Emigrants from Earth establish colonies on fifty worlds, the first being Aurora, the last Solaria, and the Hall of the Worlds located on Melpomenia, the nineteenth. However, sociological forces possibly related to their sparse populations and dependence on robot labor lead to the collapse of most of these worlds; their dominance is replaced by new, upstart colonies known as Settler worlds in the Milky Way galaxy. Comporellon was the first colonized world of the Settlers. Unlike their Spacer predecessors, the Settlers detested robots, and so by the time of the Empire series, robotics is almost an unknown science.

In the novel The Robots of Dawn, Asimov reveals why the majority of Settlers came from the short-live Earth population, as opposed to Spacer worlds, which would have used humaniform robots in the process.

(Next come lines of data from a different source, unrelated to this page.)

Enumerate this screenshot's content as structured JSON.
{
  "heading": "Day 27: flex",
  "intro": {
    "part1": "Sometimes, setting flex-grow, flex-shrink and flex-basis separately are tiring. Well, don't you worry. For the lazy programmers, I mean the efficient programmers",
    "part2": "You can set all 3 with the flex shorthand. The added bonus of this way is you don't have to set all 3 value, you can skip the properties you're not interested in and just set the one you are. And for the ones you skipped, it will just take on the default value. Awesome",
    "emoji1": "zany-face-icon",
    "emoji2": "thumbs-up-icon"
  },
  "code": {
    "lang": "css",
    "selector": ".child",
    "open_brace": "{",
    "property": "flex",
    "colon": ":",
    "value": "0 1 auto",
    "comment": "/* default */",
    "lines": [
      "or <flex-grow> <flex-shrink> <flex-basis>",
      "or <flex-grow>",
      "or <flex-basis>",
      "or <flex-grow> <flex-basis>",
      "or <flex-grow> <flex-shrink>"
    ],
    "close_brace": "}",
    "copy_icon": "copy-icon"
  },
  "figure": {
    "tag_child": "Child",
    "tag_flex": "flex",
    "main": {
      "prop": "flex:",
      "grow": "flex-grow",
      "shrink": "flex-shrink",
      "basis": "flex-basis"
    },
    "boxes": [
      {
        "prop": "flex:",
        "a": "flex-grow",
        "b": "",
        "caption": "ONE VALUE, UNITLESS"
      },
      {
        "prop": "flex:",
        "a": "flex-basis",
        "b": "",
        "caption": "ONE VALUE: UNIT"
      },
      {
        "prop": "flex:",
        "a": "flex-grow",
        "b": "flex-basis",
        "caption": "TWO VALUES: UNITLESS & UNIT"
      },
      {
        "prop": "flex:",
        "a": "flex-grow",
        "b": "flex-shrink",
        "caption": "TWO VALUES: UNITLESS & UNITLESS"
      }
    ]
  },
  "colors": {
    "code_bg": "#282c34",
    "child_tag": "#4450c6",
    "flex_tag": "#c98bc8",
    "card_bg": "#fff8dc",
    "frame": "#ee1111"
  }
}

By the time of the sequel, Robots And Empire, the number of the Settler worlds exceeded a hundred ("about half" of the "hundreds of... planets... recorded and studied").

Roger MacBride Allen's Caliban trilogy portrays several years in the history of Inferno, a planet where Spacers recruit Settlers to rebuild the collapsing ecology via terraforming.

(In Asimov's novel Nemesis, the main colony is a member of the collection of orbital colonies known as the Fifty Settlements. It should not be confused with the later Settlers that are the matter of this article, as it is possible that the Fifty Settlements were the basis for the fifty Spacer worlds in the Robot stories.)